More energy efficient.
No more LCD connector to get the native I2C #1 bus, but it is available now in the easier to access I/O expansion connector.
Included energy sensors.
Audio-In added (mono only).
OpenCL working in Linux.
Same form factor as the ODROID-XU, so easy replacement.
Anyway, I am scratching my head on how to cut the chest brackets on my Sherline mill, which is too small for these brackets, so I’ll be making them in parts.
I decided to do some electronics and software testing before finishing building the second leg of my DARwIn-OP robot.
I wired my ODROID-XU with the GY-80 10DOF module using the I2C bus on the LCD connector (CON15) and a PCA9306 to adjust communication voltages.
ODROID-XU I2C Test Setup
The following is the connection diagram tested:
I2C Test Diagram
This 10DOF can be powered from 2V to 5.5V (VCC_IN). Its sensors are internally powered at 3.3V, but according to this documentation its I2C interface is rated at VCC_IN, so the PCA9306 has to translate from ODROID-XU’s 1.8V to VCC_IN (and not to 3.3v).

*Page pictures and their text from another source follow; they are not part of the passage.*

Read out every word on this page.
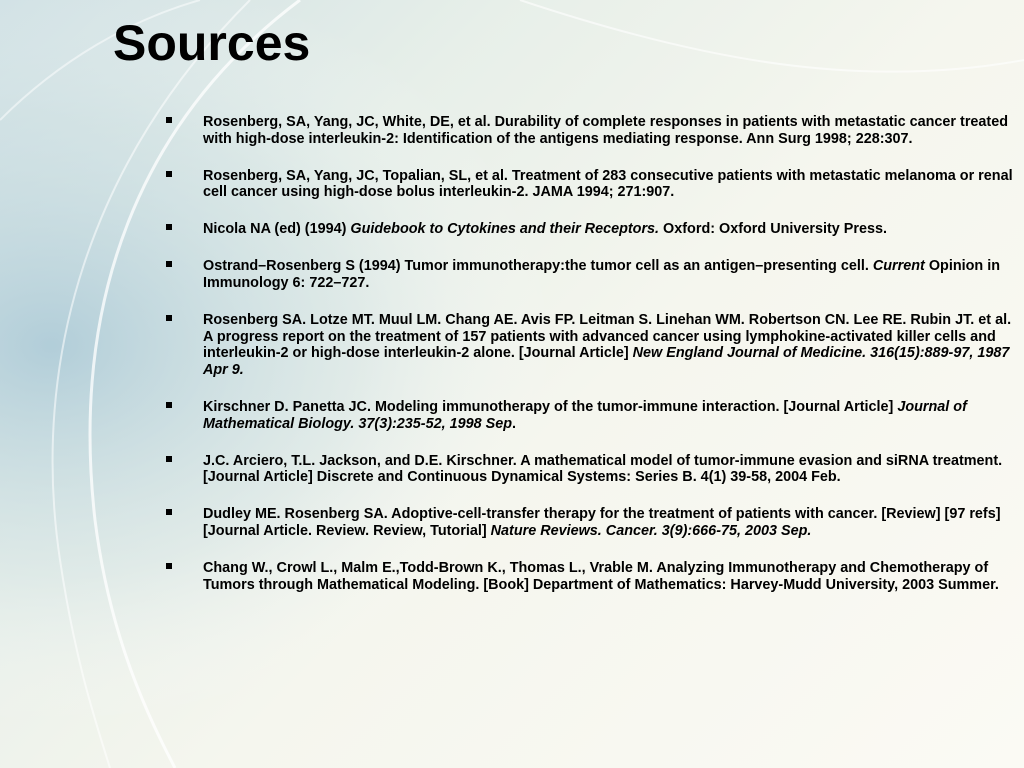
Sources
Rosenberg, SA, Yang, JC, White, DE, et al. Durability of complete responses in patients with metastatic cancer treated with high-dose interleukin-2: Identification of the antigens mediating response. Ann Surg 1998; 228:307.
Rosenberg, SA, Yang, JC, Topalian, SL, et al. Treatment of 283 consecutive patients with metastatic melanoma or renal cell cancer using high-dose bolus interleukin-2. JAMA 1994; 271:907.
Nicola NA (ed) (1994) Guidebook to Cytokines and their Receptors. Oxford: Oxford University Press.
Ostrand–Rosenberg S (1994) Tumor immunotherapy:the tumor cell as an antigen–presenting cell. Current Opinion in Immunology 6: 722–727.
Rosenberg SA. Lotze MT. Muul LM. Chang AE. Avis FP. Leitman S. Linehan WM. Robertson CN. Lee RE. Rubin JT. et al. A progress report on the treatment of 157 patients with advanced cancer using lymphokine-activated killer cells and interleukin-2 or high-dose interleukin-2 alone. [Journal Article] New England Journal of Medicine. 316(15):889-97, 1987 Apr 9.
Kirschner D. Panetta JC. Modeling immunotherapy of the tumor-immune interaction. [Journal Article] Journal of Mathematical Biology. 37(3):235-52, 1998 Sep.
J.C. Arciero, T.L. Jackson, and D.E. Kirschner. A mathematical model of tumor-immune evasion and siRNA treatment. [Journal Article] Discrete and Continuous Dynamical Systems: Series B. 4(1) 39-58, 2004 Feb.
Dudley ME. Rosenberg SA. Adoptive-cell-transfer therapy for the treatment of patients with cancer. [Review] [97 refs] [Journal Article. Review. Review, Tutorial] Nature Reviews. Cancer. 3(9):666-75, 2003 Sep.
Chang W., Crowl L., Malm E.,Todd-Brown K., Thomas L., Vrable M. Analyzing Immunotherapy and Chemotherapy of Tumors through Mathematical Modeling. [Book] Department of Mathematics: Harvey-Mudd University, 2003 Summer.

This 10DOF has 4 I2C devices in the following addresses:
0x1E: 3-axis compass (HMC5883L chip)
0x69: 3-axis gyroscope (L3G4200D chip)
0x53: 3-axis accelerometer (ADXL345 chip)
0x77: pressure and temperature sensors (BMP085 chip)
With this small C program, the accelerometer chip can be query in order to detect it and verify the setup. I am currently testing Ubuntu Server 14.04 off the shelf on the ODROID-XU, which includes the GCC compiler by default.
Now that I have I2C communication running, I followed the chips documentations and some googled examples in order to write some draft C++ classes to read the 10DOF sensors. They are available in this Code Section in the SourceForge repository for cloning the DARwIn-OP Robot.
I could successfully test the 10DOF powering it (and the PCA9306) with 3.3V and 5V, but at 3.3V they draw 0.024A (or 0.079W) and at 5V they draw 0.085A (or 0.425W). So in my final DARwIn-OP design I will most probably include a 3.3V regulator to lower consumption.
The original DARwIn-OP Robot uses an on-board 1.6 GHz Intel Atom Z530 computer and a CM-730 ARM controller board. This controller board includes a 3-axis gyro, a 3-axis accelerometer and a Dynamixel bus to interface with the robot’s servos.
I intend to use an alternative electronics based on a more powerful ARM computer plus several peripherals. For the main computer, my current choice is the ODROID-XU which is a quad Cortex-A15 1.6GHz CPU with 2GB RAM.
Instead of using a controller board, I’ll be using a USB2AX to interface the Dynamixel servos and I’ll use I2C components for the gyroscope and accelerometer.
ODROID-XU and peripherals
On the picture are shown the components that I already got and that I’ll be testing:
I2C 12 bit 4 channels ADC (ADS1015 chip)
I2C voltage-level translator (PCA9306 chip)
I2C 10DOF with 3-axis gyro, 3-axis accelerometer, 3-axis compass, temperature and pressure sensors (L3G4200D, ADXL345, HMC5883L, BMP085 chips)
I’ll be using the native I2C interface I2C_0 that is available in the LCD connector (CON15) in the back of the ODROID-XU (the schematics are available through a customer email request to Hardkernel).
ODROID-XU LCD connector and cable
The LCD connector is an IPEX 40 pin with 0.5mm pitch. I got some a couple of cables from Ebay, but now I saw that Hardkernel (the maker of the ODROID) is also selling the cable. The pin configuration that I’ll be using for the I2C interface is:
4 – 1.8V
6 – SCL
7 – SDA
10 – GND
The ODROID-XU’s I2C interface is rated at 1.8V, so I’ll be using the PCA9306 to translate it to the rest of the I2C components which are rated at a higher voltage.
The DARwIn-OP requires a gyroscope and an accelerometer, but I am interested also in using the compass and the force sensors (through the AD converter) for a future version of the DARwIn-OP feet.